Elvis Presley’s granddaughter, Riley Keough, in fight to save to Graceland

A self-described lender behind a foreclosure claim on Elvis Presley’s iconic Graceland used forged signatures on a non-existent loan, the singer’s granddaughter has alleged in her attempt to halt the sale of the Memphis, Tennessee, compound.

Riley Keough, a successful dramatic actor also known as Danielle Riley Keough, has filed a claim in Tennessee civil court that alleges the creditor behind the foreclosure claim used forged signatures.

Keough, who was granted virtual control of Graceland Mansion and much of Elvis’ estate after her mother, Lisa Marie Presley, died last year, alleges in the suit that the creditor’s paperwork on a $3.8 million loan to Graceland trustees, with a deed of trust on the compound pledged as collateral, is fraudulent.

In a statement, Elvis Presley Enterprises — the entity that runs Graceland and the assets of the Elvis Presley Trust — suggested the announced sale is a scheme.

“Elvis Presley Enterprises can confirm that these claims are fraudulent. There is no foreclosure sale. Simply put, the counter lawsuit has been filed is to stop the fraud,” it said.

The lawsuit, filed Wednesday in Shelby County Chancery Court, alleges that the loan never happened, that Lisa Marie Presley never gave it her signature, that the creditor — identified in a public notice of sale as Naussany Investments and Private Lending LLC — doesn’t exist and that the loan’s notary public never notarized it.

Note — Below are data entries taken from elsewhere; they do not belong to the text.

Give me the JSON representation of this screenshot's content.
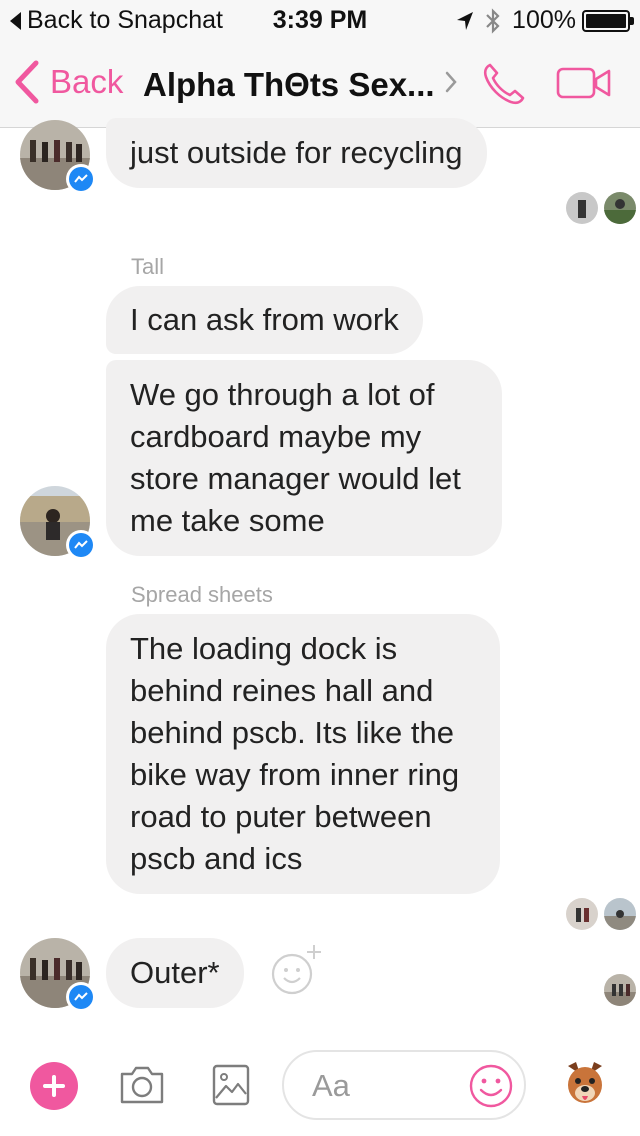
{
  "status_bar": {
    "back_app": "Back to Snapchat",
    "time": "3:39 PM",
    "battery": "100%"
  },
  "nav": {
    "back_label": "Back",
    "title": "Alpha ThΘts Sex...",
    "accent_color": "#f0589f"
  },
  "messages": {
    "m1": "just outside for recycling",
    "sender_tall": "Tall",
    "m2": "I can ask from work",
    "m3_lines": [
      "We go through a lot of",
      "cardboard maybe my",
      "store manager would let",
      "me take some"
    ],
    "sender_spread": "Spread sheets",
    "m4_lines": [
      "The loading dock is",
      "behind reines hall and",
      "behind pscb. Its like the",
      "bike way from inner ring",
      "road to puter between",
      "pscb and ics"
    ],
    "m5": "Outer*"
  },
  "composer": {
    "placeholder": "Aa"
  },
  "icons": {
    "back": "chevron-left-icon",
    "info": "chevron-right-icon",
    "call": "phone-icon",
    "video": "video-camera-icon",
    "add": "plus-icon",
    "camera": "camera-icon",
    "gallery": "image-icon",
    "emoji": "smiley-icon",
    "react": "add-reaction-icon",
    "sticker": "dog-sticker-icon",
    "messenger_badge": "messenger-icon"
  }
}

The suit alleges the foreclosure sale, which had been scheduled for Thursday, would thus be “non-judicial” and based on lien paperwork that violates Tennessee law.

Naussany Investments did not respond to a request for comment Monday. Kurt Naussany, named as a defendant because the suit claims he represented Naussany Investments, said by email that he left the firm in 2015 and should not be named in the filing.

A hearing on Keough’s claim was scheduled for Wednesday, according to court documents.

A representative for Morton & Germany, the firm representing Keough, confirmed to NBC News that a temporary restraining order has been granted in the case but that the judge will determine in court Wednesday whether to delay the foreclosure.

Keough will not be in attendance for Wednesday’s hearing.

Elvis bought Graceland Mansion in 1957 and lived there until he died in 1977. Five years later it was opened to the public as a music history theme park. Today it attracts roughly 600,000 visitors a year, according to the venue.

The end-of-life presence of Elvis, a white musician who brought Black American youth music and his own lascivious hips to the masses beginning in the early 1950s, transformed the grounds into a sacred temple of rock ‘n’ roll for legions.

Heirs, including Keough, and her mother, Lisa Marie, Elvis’ only child, have vowed to keep it in the family. The estate at times had taken on debt, but grandmother Priscilla, who will be 79 on Friday, has been credited with paying it down.

The compound, where Elvis rests, occupies nearly 14 acres.